Из Камбоджи я прилетела усталая и дерганая. Боялась, что меня на таможне прихватят – есть за что. Но все прошло удачно… К площадке для посадки пассажиров колымага Овчинникова подкатила одной из последних (всех моих соседей по рейсу давно подобрали новенькие блестящие иномарки). Правая фара светила в сиротливом одиночестве. Левая не работала. С таким безобразием Леха ездит уже больше года. До отлета я спросила его, когда он последний раз заглядывал в лицо своей железной подруги, и видел ли, что она уже год как превратилась в циклопа? Он пробурчал, что вовсе не год и что фару он поменял, но потухла другая, зараза.

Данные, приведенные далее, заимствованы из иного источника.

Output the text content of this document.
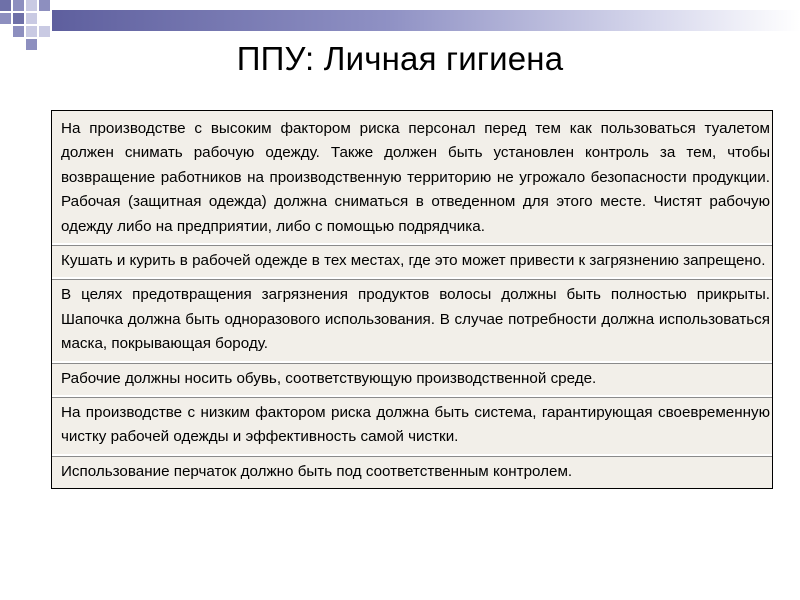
ППУ: Личная гигиена
На производстве с высоким фактором риска персонал перед тем как пользоваться туалетом должен снимать рабочую одежду. Также должен быть установлен контроль за тем, чтобы возвращение работников на производственную территорию не угрожало безопасности продукции. Рабочая (защитная одежда) должна сниматься в отведенном для этого месте. Чистят рабочую одежду либо на предприятии, либо с помощью подрядчика.
Кушать и курить в рабочей одежде в тех местах, где это может привести к загрязнению запрещено.
В целях предотвращения загрязнения продуктов волосы должны быть полностью прикрыты. Шапочка должна быть одноразового использования. В случае потребности должна использоваться маска, покрывающая бороду.
Рабочие должны носить обувь, соответствующую производственной среде.
На производстве с низким фактором риска должна быть система, гарантирующая своевременную чистку рабочей одежды и эффективность самой чистки.
Использование перчаток должно быть под соответственным контролем.
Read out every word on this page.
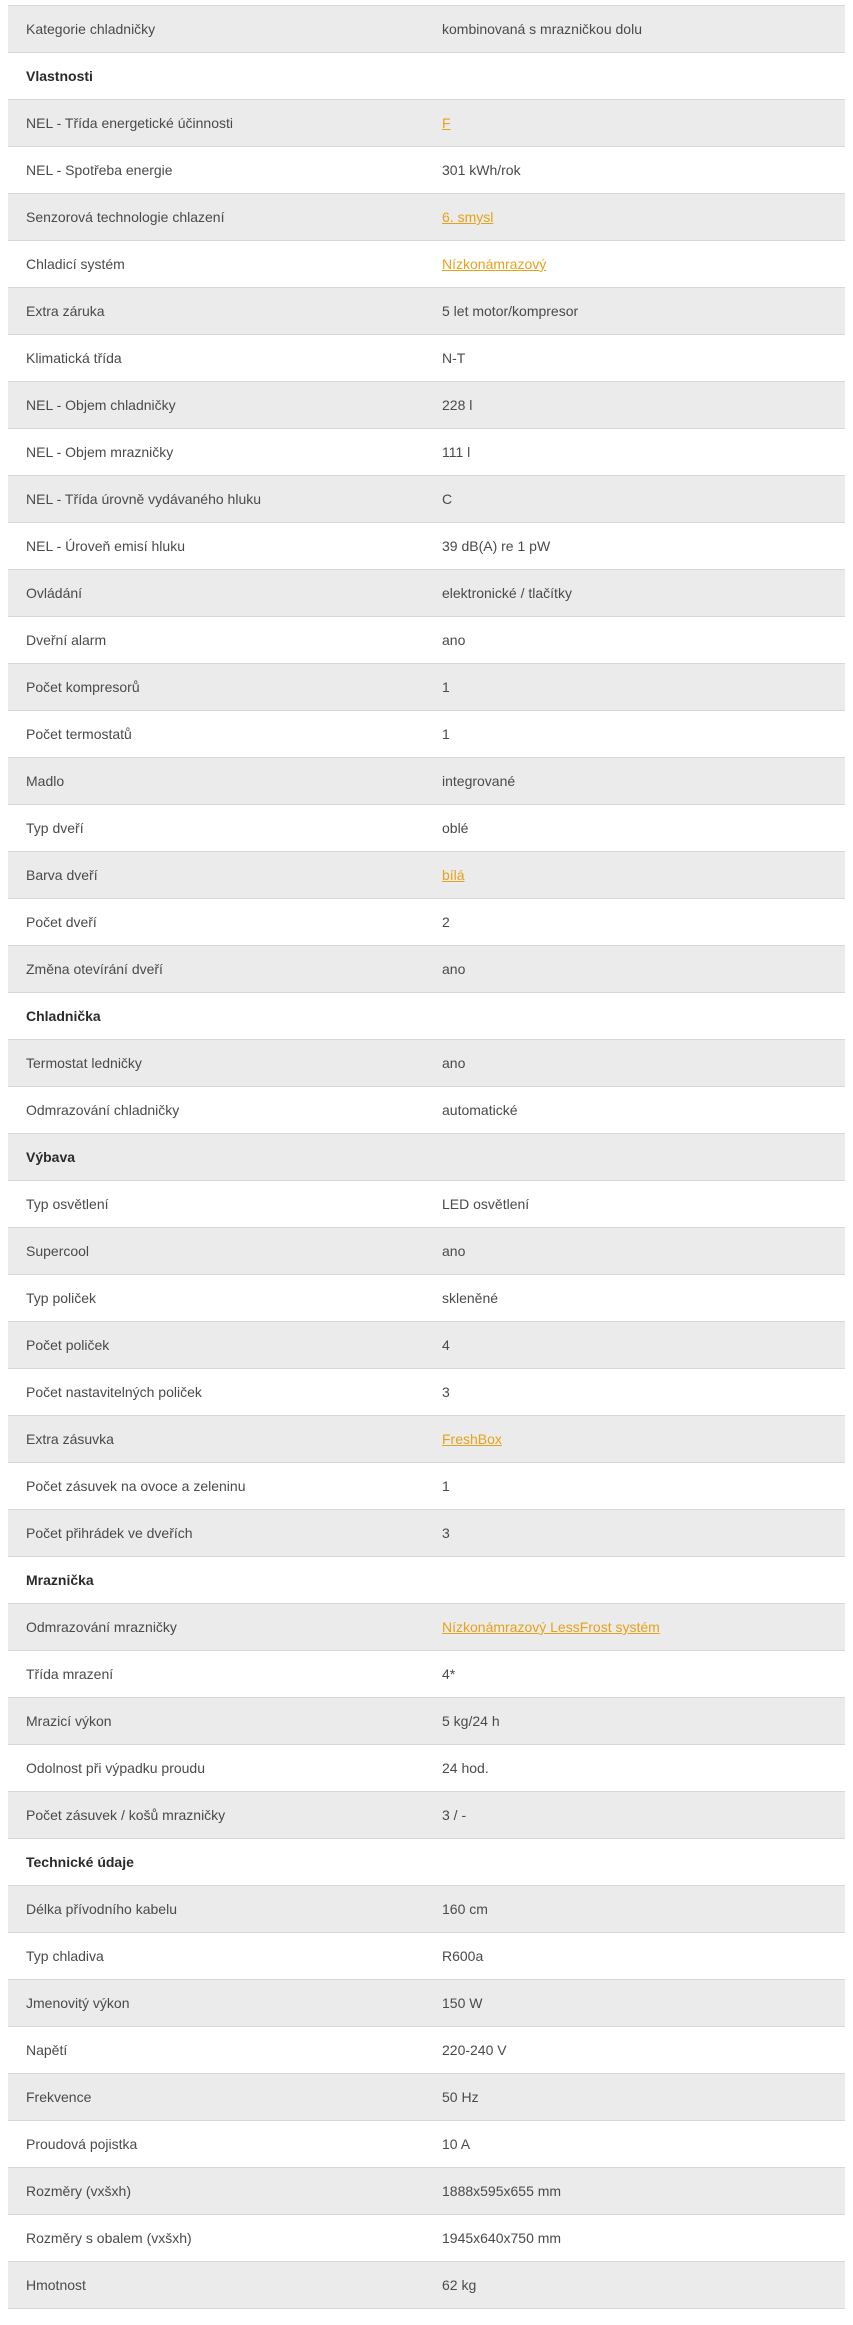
Kategorie chladničky	kombinovaná s mrazničkou dolu
Vlastnosti
NEL - Třída energetické účinnosti	F
NEL - Spotřeba energie	301 kWh/rok
Senzorová technologie chlazení	6. smysl
Chladicí systém	Nízkonámrazový
Extra záruka	5 let motor/kompresor
Klimatická třída	N-T
NEL - Objem chladničky	228 l
NEL - Objem mrazničky	111 l
NEL - Třída úrovně vydávaného hluku	C
NEL - Úroveň emisí hluku	39 dB(A) re 1 pW
Ovládání	elektronické / tlačítky
Dveřní alarm	ano
Počet kompresorů	1
Počet termostatů	1
Madlo	integrované
Typ dveří	oblé
Barva dveří	bílá
Počet dveří	2
Změna otevírání dveří	ano
Chladnička
Termostat ledničky	ano
Odmrazování chladničky	automatické
Výbava
Typ osvětlení	LED osvětlení
Supercool	ano
Typ poliček	skleněné
Počet poliček	4
Počet nastavitelných poliček	3
Extra zásuvka	FreshBox
Počet zásuvek na ovoce a zeleninu	1
Počet přihrádek ve dveřích	3
Mraznička
Odmrazování mrazničky	Nízkonámrazový LessFrost systém
Třída mrazení	4*
Mrazicí výkon	5 kg/24 h
Odolnost při výpadku proudu	24 hod.
Počet zásuvek / košů mrazničky	3 / -
Technické údaje
Délka přívodního kabelu	160 cm
Typ chladiva	R600a
Jmenovitý výkon	150 W
Napětí	220-240 V
Frekvence	50 Hz
Proudová pojistka	10 A
Rozměry (vxšxh)	1888x595x655 mm
Rozměry s obalem (vxšxh)	1945x640x750 mm
Hmotnost	62 kg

Баул со снаряжением бросила в багажник. Сумку оставила при себе. Не хочется класть ее в отсек, который Овчинников открывает ногтем. Знаете, потом стоять в очереди за новым паспортом, да и в кошельке осталось около четырехсот долларов. Но настоящая причина, почему я крепко прижимала сумку к своей печени, – в ней лежала вещица, из-за которой я пережила это головоломное путешествие в буддийский храм, затерянный в джунглях.
Глядя на преследовавший нас «бумер», я инстинктивно ощупала сумочку. На протяжении всего пути – в камбоджийском автобусе, в отеле, в самолете – я делала это раз двести. Боялась потерять капсулу, содержимое которой добыла с превеликим трудом. Она для меня важна, хотя она не главное. Главное то, что даст взамен нее человек, поджидающий меня перед развязкой Ярославского шоссе.
«Бумер» сверкнул фарами. Яркий пронзительный свет галогена ударил по глазам.
– Та-а-ак, – протянул Овчинников. – Предупреждаю, я пистолет дома оставил.
Снова двойная яростная вспышка. Ишь как старается. Точно, нам мигает. Чего же делать-то?
Я нервно завертела головой по сторонам. Справа ехал универсал, в котором разместилась семья с детьми, бабушкой и яблоневыми саженцами. Слева «Газель», нагруженная пластиковыми окнами, впереди «Пазик» с рабочими. Вроде куча людей вокруг, фонари над трассой горят, но почему я чувствую себя так, словно меня загнали в темный угол?
Слева в потоке образовалась брешь, «БМВ» резво обошел нас и стал вытеснять на обочину, игнорируя другие машины. Позади завизжали тормоза, раздались недовольные гудки. Овчинников поделать ничего не мог и покорно прижимался вправо. Остановились мы возле пыльной полосы ограждения.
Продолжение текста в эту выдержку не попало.